On the other hand, I've never much cared for the vast majority of stories he's cared to tell, and this last issue of the Dark Horse run of
Cud is no exception. The lead story tells us that mall culture leads to conformity, over-consumerism and turns cool people into dweebs -- say it ain't so! What might have been cutting edge in a 1978 fanzine is hardly satisfactory material for an artist of LaBan's facility.

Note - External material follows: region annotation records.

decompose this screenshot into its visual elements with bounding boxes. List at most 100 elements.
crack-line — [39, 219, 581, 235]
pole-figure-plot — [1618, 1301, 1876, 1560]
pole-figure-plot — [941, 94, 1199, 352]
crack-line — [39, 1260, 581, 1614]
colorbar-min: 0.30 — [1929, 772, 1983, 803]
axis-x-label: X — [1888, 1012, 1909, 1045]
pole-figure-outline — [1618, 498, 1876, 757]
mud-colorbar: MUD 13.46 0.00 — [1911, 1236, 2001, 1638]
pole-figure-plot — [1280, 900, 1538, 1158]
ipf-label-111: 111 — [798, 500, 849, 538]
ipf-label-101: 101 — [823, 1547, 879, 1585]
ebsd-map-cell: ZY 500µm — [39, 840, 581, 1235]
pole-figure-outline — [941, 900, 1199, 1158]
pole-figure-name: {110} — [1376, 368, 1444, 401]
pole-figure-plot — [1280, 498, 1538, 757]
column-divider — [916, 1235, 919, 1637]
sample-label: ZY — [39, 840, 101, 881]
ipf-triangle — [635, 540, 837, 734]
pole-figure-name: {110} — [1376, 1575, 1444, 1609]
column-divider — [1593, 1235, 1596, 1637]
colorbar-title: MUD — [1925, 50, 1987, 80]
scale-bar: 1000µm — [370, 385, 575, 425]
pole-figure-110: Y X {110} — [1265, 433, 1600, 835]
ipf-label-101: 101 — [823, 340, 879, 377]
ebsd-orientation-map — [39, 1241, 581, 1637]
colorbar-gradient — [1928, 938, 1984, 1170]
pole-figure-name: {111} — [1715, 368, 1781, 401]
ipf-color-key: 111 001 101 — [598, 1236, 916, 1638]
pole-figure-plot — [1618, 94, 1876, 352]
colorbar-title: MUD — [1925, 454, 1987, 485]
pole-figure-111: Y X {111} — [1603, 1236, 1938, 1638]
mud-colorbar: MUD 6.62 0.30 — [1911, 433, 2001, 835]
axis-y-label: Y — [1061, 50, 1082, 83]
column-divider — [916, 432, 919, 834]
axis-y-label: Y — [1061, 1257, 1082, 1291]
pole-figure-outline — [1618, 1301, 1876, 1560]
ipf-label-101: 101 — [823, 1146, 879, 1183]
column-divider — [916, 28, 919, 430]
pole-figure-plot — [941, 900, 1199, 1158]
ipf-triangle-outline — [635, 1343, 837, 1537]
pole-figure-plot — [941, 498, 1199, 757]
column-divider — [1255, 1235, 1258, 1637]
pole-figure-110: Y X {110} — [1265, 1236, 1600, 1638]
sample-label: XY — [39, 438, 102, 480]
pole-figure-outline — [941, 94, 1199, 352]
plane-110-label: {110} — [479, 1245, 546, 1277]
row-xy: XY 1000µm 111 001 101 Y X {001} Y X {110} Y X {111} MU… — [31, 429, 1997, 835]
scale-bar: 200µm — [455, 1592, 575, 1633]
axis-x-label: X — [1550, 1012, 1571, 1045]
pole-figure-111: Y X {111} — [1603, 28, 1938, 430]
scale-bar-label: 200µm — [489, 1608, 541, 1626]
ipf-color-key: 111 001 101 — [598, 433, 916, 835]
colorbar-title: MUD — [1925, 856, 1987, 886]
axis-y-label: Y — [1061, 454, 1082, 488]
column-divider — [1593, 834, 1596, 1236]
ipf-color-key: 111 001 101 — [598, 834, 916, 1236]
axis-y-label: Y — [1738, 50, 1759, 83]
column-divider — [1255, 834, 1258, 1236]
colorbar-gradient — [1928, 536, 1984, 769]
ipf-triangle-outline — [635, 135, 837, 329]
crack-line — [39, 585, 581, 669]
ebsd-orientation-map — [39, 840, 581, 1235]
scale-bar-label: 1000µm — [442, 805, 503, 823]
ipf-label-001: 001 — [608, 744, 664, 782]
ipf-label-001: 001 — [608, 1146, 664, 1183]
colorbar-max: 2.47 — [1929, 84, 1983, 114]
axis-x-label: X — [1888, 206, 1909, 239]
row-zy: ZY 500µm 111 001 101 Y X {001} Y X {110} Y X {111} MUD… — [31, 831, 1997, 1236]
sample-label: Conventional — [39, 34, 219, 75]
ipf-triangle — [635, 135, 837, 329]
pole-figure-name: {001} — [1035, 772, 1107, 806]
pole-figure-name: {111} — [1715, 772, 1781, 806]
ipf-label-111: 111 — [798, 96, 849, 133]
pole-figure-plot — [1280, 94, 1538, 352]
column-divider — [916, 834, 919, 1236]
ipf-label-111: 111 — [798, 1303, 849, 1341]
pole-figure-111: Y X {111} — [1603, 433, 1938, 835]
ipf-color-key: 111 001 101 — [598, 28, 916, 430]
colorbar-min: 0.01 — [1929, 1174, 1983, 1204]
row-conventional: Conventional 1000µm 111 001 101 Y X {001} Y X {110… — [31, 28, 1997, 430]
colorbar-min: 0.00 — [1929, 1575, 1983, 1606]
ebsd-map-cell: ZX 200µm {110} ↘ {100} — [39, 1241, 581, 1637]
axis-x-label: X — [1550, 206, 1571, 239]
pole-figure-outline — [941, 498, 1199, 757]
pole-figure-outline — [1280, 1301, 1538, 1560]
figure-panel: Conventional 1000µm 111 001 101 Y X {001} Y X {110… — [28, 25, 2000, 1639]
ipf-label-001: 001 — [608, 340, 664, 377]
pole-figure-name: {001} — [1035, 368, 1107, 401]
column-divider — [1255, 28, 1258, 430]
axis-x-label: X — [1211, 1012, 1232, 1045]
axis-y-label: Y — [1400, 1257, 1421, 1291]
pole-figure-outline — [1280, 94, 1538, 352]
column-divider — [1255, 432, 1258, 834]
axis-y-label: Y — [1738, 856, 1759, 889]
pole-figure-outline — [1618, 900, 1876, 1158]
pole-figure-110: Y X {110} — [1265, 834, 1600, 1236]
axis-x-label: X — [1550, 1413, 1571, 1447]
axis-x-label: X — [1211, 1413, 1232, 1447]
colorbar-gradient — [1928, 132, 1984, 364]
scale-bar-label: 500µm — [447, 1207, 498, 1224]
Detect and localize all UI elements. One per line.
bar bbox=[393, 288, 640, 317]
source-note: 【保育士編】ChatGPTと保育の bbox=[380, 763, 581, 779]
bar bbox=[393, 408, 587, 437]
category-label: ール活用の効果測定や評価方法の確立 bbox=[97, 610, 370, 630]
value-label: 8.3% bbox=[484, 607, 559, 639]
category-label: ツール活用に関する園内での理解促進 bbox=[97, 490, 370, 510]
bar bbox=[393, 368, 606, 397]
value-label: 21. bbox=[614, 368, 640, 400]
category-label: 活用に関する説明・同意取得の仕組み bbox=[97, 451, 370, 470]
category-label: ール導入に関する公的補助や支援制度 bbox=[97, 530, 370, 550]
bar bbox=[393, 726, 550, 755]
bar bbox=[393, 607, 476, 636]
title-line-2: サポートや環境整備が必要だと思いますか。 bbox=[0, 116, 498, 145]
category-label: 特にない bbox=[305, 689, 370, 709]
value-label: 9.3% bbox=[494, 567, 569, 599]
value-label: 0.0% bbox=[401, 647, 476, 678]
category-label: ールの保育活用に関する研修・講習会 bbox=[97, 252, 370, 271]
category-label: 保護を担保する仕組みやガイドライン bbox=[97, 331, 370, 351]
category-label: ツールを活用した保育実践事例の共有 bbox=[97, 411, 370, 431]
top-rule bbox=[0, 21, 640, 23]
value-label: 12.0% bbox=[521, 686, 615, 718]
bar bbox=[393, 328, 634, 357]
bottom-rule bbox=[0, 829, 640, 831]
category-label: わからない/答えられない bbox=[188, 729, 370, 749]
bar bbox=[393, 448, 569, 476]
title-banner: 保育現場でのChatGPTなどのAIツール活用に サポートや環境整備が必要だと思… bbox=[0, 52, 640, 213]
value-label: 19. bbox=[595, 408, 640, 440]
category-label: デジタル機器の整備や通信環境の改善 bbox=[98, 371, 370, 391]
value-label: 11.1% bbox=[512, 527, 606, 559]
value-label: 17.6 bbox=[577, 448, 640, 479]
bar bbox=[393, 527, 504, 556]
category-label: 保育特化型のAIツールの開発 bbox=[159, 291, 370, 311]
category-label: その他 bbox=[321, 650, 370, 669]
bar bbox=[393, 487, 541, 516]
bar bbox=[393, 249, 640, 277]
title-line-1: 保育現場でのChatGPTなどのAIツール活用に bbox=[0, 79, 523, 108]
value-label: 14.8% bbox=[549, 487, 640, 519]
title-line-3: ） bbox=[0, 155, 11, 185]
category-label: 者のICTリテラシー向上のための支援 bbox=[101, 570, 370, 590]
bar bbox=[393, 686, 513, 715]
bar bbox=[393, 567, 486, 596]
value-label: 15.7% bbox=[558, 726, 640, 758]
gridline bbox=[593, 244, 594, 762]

Gary Groth asserted the other day that LaBan's most recent work owes a lot to the conceptions and rhythms of Gilbert Shelton. That observation is so apt it's overtly simplistic: LaBan's stories do kind of have that jaunty naturalism, at least the Eno and Plum stories do, but without Shelton's classic structure and appealing characters. Back-up stories like this issue's "Mickey Pimple: Teen Adventure" are a different matter altogether, but usually bore me all the same. These are essentially one-joke strips, in which excruciatingly humiliating (often sexual) circumstances are served up straight-faced to the horrified victims.
LaBan is rumored to be moving on into newspaper work next, and the one promising thing about that is that the single-panel throwaway in the letters page is funnier than anything else in the entire issue.
This review was written in the late 1990s as part of a then-ongoing freelance gig; I apologize if it reads oddly or seems incomplete.